When it comes to gas, things are developing a bit faster. “The construction of the ICGB natural gas interconnection between Bulgaria and Greece – intended to bring gas from Azerbaijan and LNG from the Alexandropoulos terminal – is developing with high priority,” Teskova stresses. “On Bulgarian territory, the ICGB pipeline is already successfully connected to the national gas transmission network of Bulgartransgaz, and the ICGB moves forward with its certification as an independent transmission operator, after the national energy regulators of both Greece and Bulgaria adopted a draft joint decision for certification of the project company managing the gas interconnector.” Similarly to Bulgaria, Moldova, too, is looking toward Azerbaijan for a potential natural gas supply. However, Gutu stresses that this is not linked to the ban itself, but more to mounting general insecurity regarding the affordable natural gas supply. “The energy crisis of the past winter sparked a new wave of interest in energy-saving projects by businesses, public institutions, and the population,” he adds.

Round 5 – Aftermath

Regardless of preparedness levels, current capacities, and plans for alternatives, the energy imports ban will definitely have substantial ramifications.

“The immediate effect will be a popular awareness of the need to conserve energy,” Tokaj admits. “For businesses and citizens alike, the need to save will be palpable.” He indicates that with the price hikes Poland will face, “consuming a lot of energy will not be sustainable.” For the Czech Republic, things could be even worse. “From my point of view, we would certainly experience a further increase of energy prices and a further increase of inflation, which is already one of the highest in the EU,” Lichnovsky says. He believes that Czech industry could find itself on the “verge of collapse” and could “become dependent on the reaction of Germany and Hungary. However, even in such a case, Czech businesses would most likely receive Russian gas in the medium-term horizon.”

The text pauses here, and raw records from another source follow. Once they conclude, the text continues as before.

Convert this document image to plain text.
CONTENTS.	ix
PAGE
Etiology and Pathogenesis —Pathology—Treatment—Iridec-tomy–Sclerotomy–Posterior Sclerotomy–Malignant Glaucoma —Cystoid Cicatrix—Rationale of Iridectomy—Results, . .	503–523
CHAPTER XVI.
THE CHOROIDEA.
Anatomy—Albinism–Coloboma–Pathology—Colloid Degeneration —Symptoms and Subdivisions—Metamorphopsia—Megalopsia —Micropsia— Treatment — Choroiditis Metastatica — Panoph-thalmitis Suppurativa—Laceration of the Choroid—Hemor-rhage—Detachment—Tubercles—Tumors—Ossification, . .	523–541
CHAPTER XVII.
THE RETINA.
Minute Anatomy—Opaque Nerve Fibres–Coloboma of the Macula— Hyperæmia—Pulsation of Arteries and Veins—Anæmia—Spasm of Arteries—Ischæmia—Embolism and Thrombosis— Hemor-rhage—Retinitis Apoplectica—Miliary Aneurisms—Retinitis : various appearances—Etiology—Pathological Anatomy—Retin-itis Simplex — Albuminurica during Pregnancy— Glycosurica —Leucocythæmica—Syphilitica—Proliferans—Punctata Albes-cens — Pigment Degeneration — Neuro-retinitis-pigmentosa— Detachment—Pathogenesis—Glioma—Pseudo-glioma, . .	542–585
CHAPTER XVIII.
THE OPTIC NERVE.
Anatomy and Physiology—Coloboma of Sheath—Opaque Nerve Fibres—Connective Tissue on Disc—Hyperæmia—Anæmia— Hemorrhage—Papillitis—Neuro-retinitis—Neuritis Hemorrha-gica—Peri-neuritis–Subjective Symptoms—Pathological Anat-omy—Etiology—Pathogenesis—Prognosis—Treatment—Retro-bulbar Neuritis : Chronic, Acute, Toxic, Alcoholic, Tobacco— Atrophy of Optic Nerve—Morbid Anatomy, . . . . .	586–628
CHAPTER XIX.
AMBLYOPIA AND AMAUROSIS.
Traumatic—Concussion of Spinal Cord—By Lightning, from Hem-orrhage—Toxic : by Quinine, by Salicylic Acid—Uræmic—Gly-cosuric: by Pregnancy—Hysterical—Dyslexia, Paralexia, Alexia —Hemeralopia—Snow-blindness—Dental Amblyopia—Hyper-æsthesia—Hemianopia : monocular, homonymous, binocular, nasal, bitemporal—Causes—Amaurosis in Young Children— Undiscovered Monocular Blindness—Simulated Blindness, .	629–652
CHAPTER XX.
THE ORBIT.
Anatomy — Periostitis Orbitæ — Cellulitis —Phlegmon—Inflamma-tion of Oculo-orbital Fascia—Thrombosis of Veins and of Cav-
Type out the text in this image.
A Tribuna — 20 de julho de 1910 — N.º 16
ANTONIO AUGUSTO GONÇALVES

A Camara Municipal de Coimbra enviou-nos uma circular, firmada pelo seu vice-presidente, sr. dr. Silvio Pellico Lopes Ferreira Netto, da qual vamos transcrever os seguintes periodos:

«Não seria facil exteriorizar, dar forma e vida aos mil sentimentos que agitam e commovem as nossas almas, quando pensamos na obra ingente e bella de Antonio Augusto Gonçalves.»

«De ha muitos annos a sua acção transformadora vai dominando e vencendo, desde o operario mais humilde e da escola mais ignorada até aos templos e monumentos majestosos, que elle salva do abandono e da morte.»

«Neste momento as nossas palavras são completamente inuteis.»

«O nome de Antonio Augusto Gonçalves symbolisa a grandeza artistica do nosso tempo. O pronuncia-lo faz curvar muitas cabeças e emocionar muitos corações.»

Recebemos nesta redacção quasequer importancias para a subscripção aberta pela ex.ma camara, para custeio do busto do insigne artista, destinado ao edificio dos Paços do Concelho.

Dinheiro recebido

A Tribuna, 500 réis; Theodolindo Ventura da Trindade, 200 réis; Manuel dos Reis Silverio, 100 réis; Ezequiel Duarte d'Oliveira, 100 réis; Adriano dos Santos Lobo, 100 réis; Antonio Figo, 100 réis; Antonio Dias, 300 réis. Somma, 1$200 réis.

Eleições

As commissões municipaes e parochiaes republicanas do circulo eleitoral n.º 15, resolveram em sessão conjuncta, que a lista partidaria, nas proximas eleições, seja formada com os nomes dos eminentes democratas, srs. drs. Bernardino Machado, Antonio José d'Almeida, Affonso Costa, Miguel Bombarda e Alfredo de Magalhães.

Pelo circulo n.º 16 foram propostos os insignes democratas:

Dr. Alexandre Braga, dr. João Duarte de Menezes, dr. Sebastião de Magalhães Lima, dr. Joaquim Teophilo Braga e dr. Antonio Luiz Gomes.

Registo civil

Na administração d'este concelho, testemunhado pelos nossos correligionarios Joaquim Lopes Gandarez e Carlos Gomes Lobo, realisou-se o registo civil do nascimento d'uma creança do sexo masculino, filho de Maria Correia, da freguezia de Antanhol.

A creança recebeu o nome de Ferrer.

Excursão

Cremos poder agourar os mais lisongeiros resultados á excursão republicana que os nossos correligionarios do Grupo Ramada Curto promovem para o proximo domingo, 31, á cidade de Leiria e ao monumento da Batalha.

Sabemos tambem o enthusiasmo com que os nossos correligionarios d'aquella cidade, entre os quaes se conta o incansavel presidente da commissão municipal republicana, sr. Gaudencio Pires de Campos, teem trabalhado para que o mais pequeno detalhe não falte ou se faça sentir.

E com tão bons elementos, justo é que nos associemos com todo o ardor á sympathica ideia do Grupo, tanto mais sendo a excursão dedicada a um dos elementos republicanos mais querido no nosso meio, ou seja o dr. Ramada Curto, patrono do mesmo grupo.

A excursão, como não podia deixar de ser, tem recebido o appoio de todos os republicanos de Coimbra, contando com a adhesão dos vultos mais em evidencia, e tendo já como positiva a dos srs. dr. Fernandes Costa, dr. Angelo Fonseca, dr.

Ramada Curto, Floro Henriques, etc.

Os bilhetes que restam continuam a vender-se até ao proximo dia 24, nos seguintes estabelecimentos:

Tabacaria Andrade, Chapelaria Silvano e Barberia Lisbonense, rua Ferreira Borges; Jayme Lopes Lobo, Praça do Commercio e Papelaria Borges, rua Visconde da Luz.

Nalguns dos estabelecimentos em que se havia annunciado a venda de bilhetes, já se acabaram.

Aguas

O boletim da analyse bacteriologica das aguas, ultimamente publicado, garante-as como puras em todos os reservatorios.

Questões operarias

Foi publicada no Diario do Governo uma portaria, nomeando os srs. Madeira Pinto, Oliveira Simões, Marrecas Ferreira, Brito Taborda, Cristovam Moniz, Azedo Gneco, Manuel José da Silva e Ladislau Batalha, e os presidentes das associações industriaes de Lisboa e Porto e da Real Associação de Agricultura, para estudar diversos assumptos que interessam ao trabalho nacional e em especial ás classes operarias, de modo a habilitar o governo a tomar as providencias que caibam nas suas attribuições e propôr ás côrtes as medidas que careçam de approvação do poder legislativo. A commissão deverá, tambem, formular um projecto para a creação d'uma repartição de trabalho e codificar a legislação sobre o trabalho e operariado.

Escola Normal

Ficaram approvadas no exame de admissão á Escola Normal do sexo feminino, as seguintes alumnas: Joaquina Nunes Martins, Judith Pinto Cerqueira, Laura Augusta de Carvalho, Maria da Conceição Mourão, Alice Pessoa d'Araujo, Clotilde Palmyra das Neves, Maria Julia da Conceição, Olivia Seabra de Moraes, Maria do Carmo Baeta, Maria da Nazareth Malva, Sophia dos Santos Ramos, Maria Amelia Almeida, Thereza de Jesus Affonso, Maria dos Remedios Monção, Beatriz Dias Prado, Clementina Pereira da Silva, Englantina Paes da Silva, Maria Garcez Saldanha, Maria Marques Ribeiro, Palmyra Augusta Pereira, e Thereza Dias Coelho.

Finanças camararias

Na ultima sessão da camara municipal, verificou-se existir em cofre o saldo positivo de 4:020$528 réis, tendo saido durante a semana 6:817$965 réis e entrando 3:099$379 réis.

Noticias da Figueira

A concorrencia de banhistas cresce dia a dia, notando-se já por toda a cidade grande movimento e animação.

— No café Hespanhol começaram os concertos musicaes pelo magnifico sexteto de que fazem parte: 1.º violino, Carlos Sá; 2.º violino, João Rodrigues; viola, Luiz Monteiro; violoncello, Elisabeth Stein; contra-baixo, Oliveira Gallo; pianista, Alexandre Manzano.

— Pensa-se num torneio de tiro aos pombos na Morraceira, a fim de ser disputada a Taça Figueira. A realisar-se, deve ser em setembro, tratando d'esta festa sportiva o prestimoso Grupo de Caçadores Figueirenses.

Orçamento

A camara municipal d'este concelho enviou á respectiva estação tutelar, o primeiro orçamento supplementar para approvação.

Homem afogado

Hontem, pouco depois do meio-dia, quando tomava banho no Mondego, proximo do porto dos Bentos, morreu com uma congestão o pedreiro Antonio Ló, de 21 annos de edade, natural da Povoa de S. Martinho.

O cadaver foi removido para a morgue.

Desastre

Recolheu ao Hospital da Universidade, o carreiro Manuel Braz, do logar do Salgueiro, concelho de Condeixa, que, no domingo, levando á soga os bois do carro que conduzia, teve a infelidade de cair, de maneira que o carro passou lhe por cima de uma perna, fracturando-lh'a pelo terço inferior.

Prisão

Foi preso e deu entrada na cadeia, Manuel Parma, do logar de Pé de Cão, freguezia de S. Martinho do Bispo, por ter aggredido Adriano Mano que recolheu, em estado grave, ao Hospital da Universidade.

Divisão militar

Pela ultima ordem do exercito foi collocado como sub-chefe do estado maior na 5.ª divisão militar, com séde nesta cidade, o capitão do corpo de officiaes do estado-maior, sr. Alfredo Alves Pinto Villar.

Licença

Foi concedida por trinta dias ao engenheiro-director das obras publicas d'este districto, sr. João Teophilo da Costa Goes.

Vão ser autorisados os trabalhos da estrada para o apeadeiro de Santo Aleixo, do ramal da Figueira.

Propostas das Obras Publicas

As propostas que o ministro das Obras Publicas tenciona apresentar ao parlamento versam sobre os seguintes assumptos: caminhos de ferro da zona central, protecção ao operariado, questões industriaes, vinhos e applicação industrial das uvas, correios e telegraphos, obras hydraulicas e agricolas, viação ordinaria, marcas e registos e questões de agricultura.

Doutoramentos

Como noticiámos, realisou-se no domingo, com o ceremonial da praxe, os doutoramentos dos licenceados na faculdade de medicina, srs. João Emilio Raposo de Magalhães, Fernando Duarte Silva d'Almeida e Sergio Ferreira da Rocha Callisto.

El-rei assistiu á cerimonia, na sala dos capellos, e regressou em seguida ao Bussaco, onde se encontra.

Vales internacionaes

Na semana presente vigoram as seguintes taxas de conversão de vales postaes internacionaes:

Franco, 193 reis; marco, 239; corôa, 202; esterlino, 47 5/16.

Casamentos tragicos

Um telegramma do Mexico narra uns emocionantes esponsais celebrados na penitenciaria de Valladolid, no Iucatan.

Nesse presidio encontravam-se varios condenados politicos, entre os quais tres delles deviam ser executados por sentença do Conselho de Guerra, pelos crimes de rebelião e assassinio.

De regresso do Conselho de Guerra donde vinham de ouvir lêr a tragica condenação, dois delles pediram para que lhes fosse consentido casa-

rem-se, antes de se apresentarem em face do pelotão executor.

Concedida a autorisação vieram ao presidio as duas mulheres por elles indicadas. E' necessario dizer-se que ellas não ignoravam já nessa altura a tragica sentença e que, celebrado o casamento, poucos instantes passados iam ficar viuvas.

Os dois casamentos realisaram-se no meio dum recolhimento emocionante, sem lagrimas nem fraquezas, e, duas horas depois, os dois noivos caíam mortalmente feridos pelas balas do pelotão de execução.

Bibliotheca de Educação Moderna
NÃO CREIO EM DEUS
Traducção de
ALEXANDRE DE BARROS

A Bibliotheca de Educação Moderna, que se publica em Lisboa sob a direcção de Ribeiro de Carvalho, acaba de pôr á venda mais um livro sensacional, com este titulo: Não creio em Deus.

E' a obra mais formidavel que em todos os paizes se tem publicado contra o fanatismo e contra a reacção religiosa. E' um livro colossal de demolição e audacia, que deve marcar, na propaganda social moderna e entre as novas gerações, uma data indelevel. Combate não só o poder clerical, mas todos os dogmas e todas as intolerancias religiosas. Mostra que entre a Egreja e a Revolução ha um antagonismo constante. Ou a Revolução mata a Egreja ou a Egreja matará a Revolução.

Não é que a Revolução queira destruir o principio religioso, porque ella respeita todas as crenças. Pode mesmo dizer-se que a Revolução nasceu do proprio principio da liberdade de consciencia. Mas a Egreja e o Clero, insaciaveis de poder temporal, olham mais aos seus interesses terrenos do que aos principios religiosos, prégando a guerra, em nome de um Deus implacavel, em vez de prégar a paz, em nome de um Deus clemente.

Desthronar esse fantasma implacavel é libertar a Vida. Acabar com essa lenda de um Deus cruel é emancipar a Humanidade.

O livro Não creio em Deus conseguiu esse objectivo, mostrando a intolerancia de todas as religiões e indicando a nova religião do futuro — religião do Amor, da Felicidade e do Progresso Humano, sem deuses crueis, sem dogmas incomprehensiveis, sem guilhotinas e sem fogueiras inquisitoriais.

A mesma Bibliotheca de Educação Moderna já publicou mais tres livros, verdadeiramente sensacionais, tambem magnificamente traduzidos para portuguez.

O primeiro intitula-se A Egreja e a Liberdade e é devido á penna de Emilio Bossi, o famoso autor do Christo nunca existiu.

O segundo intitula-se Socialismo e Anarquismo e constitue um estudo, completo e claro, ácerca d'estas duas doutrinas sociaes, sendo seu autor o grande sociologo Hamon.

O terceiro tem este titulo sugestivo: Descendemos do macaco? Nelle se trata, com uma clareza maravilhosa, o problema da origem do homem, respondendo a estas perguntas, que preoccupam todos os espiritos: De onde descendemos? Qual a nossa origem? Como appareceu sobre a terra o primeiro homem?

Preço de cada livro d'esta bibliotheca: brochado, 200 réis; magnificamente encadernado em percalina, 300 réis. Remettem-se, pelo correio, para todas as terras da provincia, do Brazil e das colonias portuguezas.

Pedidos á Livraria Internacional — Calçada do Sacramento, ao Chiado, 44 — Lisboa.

“The ultimate aftermath of the ban, with respect to Bulgaria, depends entirely on the timely and adequate measures that the Bulgarian government undertakes,” Tsekova says, while indicating that she believes the two-year derogation will give the country enough time to prepare. “Unfortunately, the political situation is very unstable at the moment, and we could only hope that this will not hinder the implementation of the necessary steps to secure alternative energy supplies,” Tsekova concludes.

As for non-EU countries, the ban will also have strong ramifications. “Most probably, the ban on Russian oil will put a temporary additional upward pressure on refined petroleum products’ prices, before the market comes to a new equilibrium,” Gutu chimes in. Still, he does indicate that “the supply disruptions and demand shocks created by the war itself will remain the main factors” affecting the price and security of petroleum products supply to Moldova. “A possible EU ban on Russian gas, on the other side, will likely have a massive adverse impact on the Moldovan economy and population, as it will probably cause explosive growth of the spot market price for natural gas,” Gutu says. Regardless of Moldova’s long-term supply contracts with Gazprom, the “price formula is partially linked to the spot market,” he explains.

On a lighter note, if there is one, Pektas says that Turkey might actually be better off. While it is difficult to foresee the future because of many “variables that may have an impact on the situation, import prices from Russia may decrease” for Turkey. Without a ban in place, and in case Russia may have an excess supply because of the EU ban – it might become cheaper for Turkey to access Russian oil and gas, Pektas says.

Considering all of the above, one question clearly presents itself: What will Round 7 look like?